The Dark Knight Rises Movie Review
After all the marketing hype, all the drama and all the insane expectations, Christopher Nolan’s third and final Batman film, THE DARK KNIGHT RISES, has finally hit theaters. At this point in his career, Nolan is a victim of his own success. He’s made two near perfect films in THE DARK KNIGHT and INCEPTION and now we expect all of his films to take filmmaking to a new level. THE DARK KNIGHT RISES had no chance of living up to our expectations, but if we put everything else aside and focus on what he’s presented us, I still think it’s hard to ignore some of the problems.
The film picks up eight years after THE DARK KNIGHT, with Gotham seemingly having turned a corner, no longer in need of a masked vigilante to protect its streets. As promised at the end of the second film, Batman took the blame for Harvey Dent’s (Aaron Eckhart) death and Commissioner Gordon (Gary Oldman) has used Dent’s death as a symbol to motivate the citizens of Gotham into passing the “Dent law”, which he’s used to put away the city’s bad guys. This has paved the way for Bane (Tom Hardy) to put his plan in motion, which is to finish the destruction of Gotham the way Ra’s Al Ghul (Liam Neeson) once envisioned .

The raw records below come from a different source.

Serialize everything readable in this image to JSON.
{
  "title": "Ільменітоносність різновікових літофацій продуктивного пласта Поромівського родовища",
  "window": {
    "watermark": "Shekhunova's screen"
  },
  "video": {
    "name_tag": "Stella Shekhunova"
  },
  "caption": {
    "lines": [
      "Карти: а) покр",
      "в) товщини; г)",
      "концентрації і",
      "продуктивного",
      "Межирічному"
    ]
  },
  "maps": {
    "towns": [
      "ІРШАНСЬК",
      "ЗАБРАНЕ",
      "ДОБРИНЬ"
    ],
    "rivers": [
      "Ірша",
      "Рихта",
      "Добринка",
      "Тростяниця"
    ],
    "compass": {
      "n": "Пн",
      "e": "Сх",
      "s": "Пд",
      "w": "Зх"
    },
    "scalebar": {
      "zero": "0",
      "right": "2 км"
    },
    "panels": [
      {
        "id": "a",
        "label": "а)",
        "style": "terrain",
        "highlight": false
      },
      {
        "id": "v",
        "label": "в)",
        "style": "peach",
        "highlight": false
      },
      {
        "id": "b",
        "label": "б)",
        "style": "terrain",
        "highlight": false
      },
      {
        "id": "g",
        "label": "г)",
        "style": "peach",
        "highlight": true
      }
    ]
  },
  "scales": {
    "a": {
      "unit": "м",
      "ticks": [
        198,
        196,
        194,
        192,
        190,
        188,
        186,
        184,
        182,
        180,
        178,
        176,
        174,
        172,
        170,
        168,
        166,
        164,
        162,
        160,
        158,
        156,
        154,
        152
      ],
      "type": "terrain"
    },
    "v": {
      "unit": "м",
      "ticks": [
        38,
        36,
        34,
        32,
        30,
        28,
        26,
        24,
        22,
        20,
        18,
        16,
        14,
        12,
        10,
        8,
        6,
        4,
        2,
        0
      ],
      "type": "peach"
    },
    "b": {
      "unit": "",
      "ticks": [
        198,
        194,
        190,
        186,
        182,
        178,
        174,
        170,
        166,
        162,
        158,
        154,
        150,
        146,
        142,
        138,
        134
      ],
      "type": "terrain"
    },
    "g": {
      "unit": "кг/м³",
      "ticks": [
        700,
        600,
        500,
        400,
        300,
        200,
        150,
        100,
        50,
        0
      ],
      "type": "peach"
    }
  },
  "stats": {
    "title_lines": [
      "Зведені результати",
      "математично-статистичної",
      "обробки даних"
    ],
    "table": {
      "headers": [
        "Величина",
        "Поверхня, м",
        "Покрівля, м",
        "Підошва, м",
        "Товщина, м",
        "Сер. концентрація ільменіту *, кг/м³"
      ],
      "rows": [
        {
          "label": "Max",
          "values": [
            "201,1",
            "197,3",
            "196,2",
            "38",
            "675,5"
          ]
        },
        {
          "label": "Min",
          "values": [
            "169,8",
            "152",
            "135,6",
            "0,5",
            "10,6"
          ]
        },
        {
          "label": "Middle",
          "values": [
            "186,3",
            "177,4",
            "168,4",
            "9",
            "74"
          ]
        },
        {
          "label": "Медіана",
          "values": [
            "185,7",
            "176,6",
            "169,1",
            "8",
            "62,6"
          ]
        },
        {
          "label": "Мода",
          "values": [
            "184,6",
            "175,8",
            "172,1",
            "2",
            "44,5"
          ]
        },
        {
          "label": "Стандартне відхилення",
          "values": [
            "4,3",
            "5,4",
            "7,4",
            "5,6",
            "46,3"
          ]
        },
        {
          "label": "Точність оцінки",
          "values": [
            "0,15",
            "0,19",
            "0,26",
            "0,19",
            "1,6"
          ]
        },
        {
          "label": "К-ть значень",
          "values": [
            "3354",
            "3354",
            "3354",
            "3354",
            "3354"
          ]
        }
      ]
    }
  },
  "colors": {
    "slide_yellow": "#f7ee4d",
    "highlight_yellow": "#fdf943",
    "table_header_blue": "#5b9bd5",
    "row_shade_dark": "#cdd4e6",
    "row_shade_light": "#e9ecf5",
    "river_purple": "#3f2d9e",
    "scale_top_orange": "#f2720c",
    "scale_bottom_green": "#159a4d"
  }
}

Unfortunately, not all is right with THE DARK KNIGHT RISES. The first thing to come to terms with is the fact there are several plot points that seem rushed and/or forced. I was disappointed with the Bruce Wayne and Alfred “fight” as it seemed Wayne had grown over the past eight years and then instantly reverted back to his spoiled, rich self. Miranda Tate’s (Marion Cotillard) taking over of Wayne Enterprises was confusing since Bruce Wayne and Lucious Fox were cautious of everyone and then it seemed Tate got their trust instantly, without having to earn it. I loved Anne Hathaway as Selina Kyle (never referred to as “Catwoman”), but she was a shallow character with no background or motivations. I wanted to know more about her and I wanted to know why Batman had so much faith in her. I also liked Joseph Gordon-Levitt’s portrayal of John Blake, but I felt there was an emptiness to his character that made it tough for me to get behind him.
I also have a fundamental problem with the decision to have Batman basically inactive during those eight years. After taking eight years off from fighting and training, we knew Batman was going to have virtually no shot facing off against Bane, who was already made out to be nearly invincible. Bruce Wayne also had a bad knee that required crutches, but was able to throw on a brace and walk fine as soon as he heard about Bane. The inactivity and the rushing back into battle took away some of the intensity of the battle, even if the battle itself was exciting. Those issues could have been resolved if there had been some other story for Batman during those eight years. The knee problem was also unnecessary since it served no purpose when it was acknowledged in the beginning and then was completely ignored later in the film.
Bane is a different kind of villain than what we’ve seen in Nolan’s films in that he’s reliant on his brute strength more than his cunning intellect. He’s still hell bent on destruction, much the same way The Joker (Heath Ledger) was in the second film, albeit not as creative. Nolan delivers with Bane, having Bane and Batman face off mano-y-mano twice, each time living up to what we would expect from a fight between two behemoths. Bane is a worthy adversary for Batman and Tom Hardy does another fantastic job, breathing life into a character that has no real voice and no facial expressions.
There were positives, of course, mainly with the fantastic ending. I loved how Nolan wrapped up Bane’s story and I loved some of the big reveals. I feel I could easily write a review detailing everything that I loved with the ending, but unfortunately, it would spoil the film for everyone that hasn’t seen it. Let’s just say that the ending worked perfectly within the trilogy and was everything a fan could have asked for. In that regard, THE DARK KNIGHT RISES was truly the grand conclusion we all hoped it would be, even if it took a while and few missteps to get there.